Scott squalled a bit and she looked down at him on the floor. With her foot, she slid a bowl of dry Captain Crunch over in front of him. Scott immediately began pinching bits of cereal between his two hands and up to a mouth filled with crooked teeth.
Carlene turned her attention back to The Price is Right and saw that fool, Holly, trying to close the door on a dishwasher. It kept falling open.
“When are you gonna fire that girl?” she asked Bob. Carlene was convinced that Holly was just trying to get attention ever since the time her nipple poked out of her dress back in 1981. Bob paid no attention to Carlene and kept on going with the showcase showdown. Elaine was bidding on a brand new kitchen and appliances from Whirlpool and a Hoover vacuum.
“$4570,” she told Bob.
“$5100,” said Carlene.
Scott grunted and spit out bits of Captain Crunch, disgusted with Elaine’s poor estimate of the value of the showcase.
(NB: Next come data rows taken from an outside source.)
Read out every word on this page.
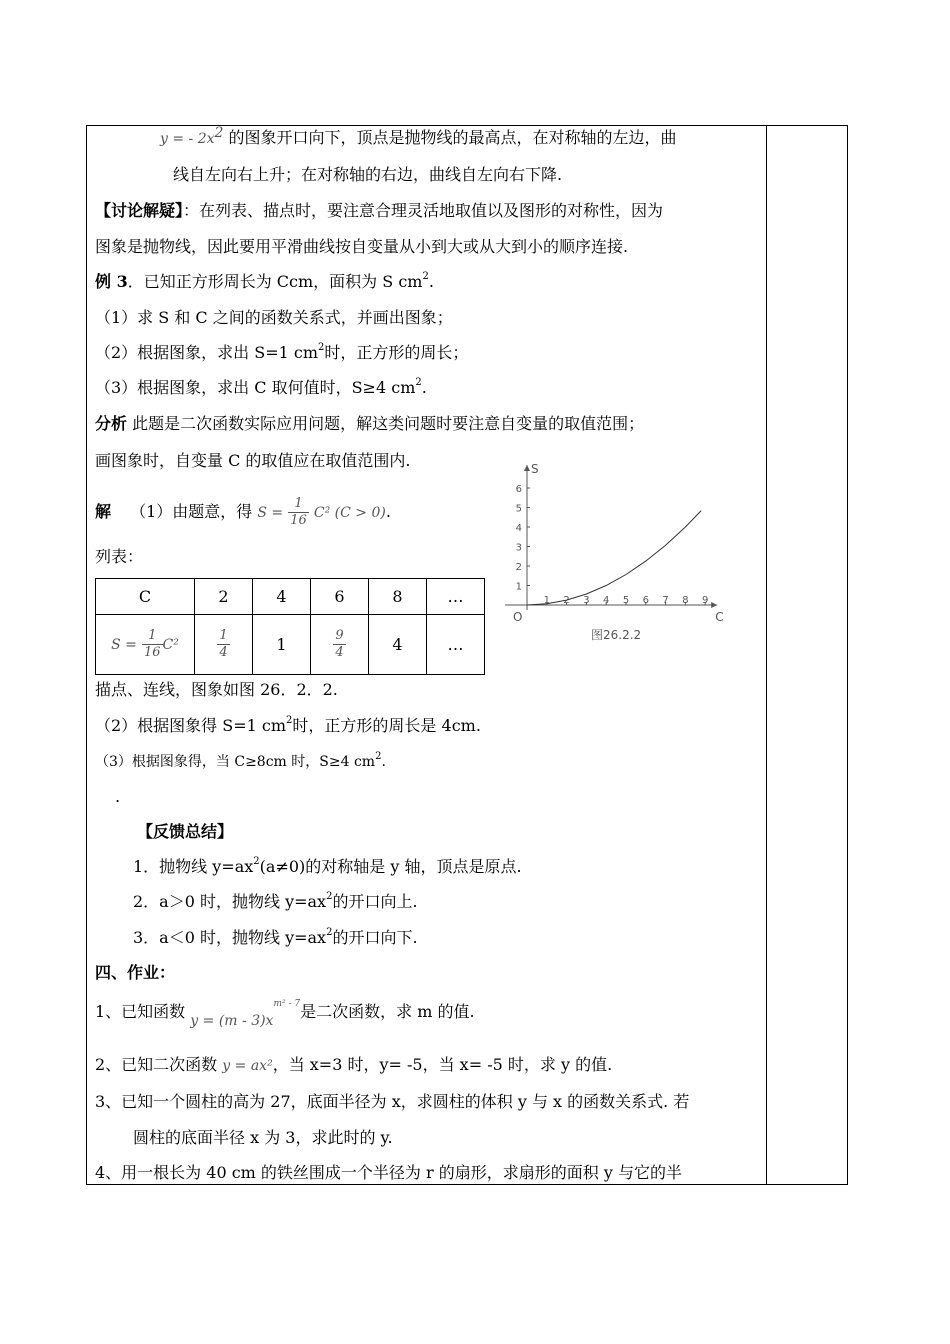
y = - $2x^2$ 的图象开口向下，顶点是抛物线的最高点，在对称轴的左边，曲
线自左向右上升；在对称轴的右边，曲线自左向右下降.
【讨论解疑】：在列表、描点时，要注意合理灵活地取值以及图形的对称性，因为
图象是抛物线，因此要用平滑曲线按自变量从小到大或从大到小的顺序连接.
例 3．已知正方形周长为 Ccm，面积为 S $cm^2$.
（1）求 S 和 C 之间的函数关系式，并画出图象；
（2）根据图象，求出 S=1 $cm^2$时，正方形的周长；
（3）根据图象，求出 C 取何值时，S≥4 $cm^2$.
分析 此题是二次函数实际应用问题，解这类问题时要注意自变量的取值范围；
画图象时，自变量 C 的取值应在取值范围内.
解 （1）由题意，得 $S = \frac{1}{16} C^2$ (C > 0).
列表：
C	2	4	6	8	…
$S = \frac{1}{16} C^2$	$\frac{1}{4}$	1	$\frac{9}{4}$	4	…
C
S
O
1 2 3 4 5 6 7 8 9
1
2
3
4
5
6
图26.2.2
描点、连线，图象如图 26．2．2.
（2）根据图象得 S=1 $cm^2$时，正方形的周长是 4cm.
（3）根据图象得，当 C≥8cm 时，S≥4 $cm^2$.
.
【反馈总结】
1．抛物线 $y=ax^2(a\ne 0)$的对称轴是 y 轴，顶点是原点.
2．a＞0 时，抛物线 $y=ax^2$的开口向上.
3．a＜0 时，抛物线 $y=ax^2$的开口向下.
四、作业：
1、已知函数 $y = (m - 3)x^{m^2 - 7}$是二次函数，求 m 的值.
2、已知二次函数 y = ax²，当 x=3 时，y= -5，当 x= -5 时，求 y 的值.
3、已知一个圆柱的高为 27，底面半径为 x，求圆柱的体积 y 与 x 的函数关系式. 若
圆柱的底面半径 x 为 3，求此时的 y.
4、用一根长为 40 cm 的铁丝围成一个半径为 r 的扇形，求扇形的面积 y 与它的半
Carl hollered outside as he cut his leg on the rusty fender of a Karmann Ghia.
Elaine jumped up and down on the television because, despite the fact that she was not as good as Carlene in guessing that the actual value of the showcase was $5213, she was better than the Marine in his dress blues who had overbid.
And one of the fish, the female this time, appeared. She pressed against the glass and looked out the window at the junked cars and then at Bob and Elaine. She then stared at Carlene for a bit before she finally settled on Scott, who had given up on using his hands and now ate from the bowl like a dog, but kept his horsey-eyed gaze on the television. A single bubble emerged from her mouth. Then she swam back into the darkness, and remembered when she was just a small fish, and lived in the Amazon.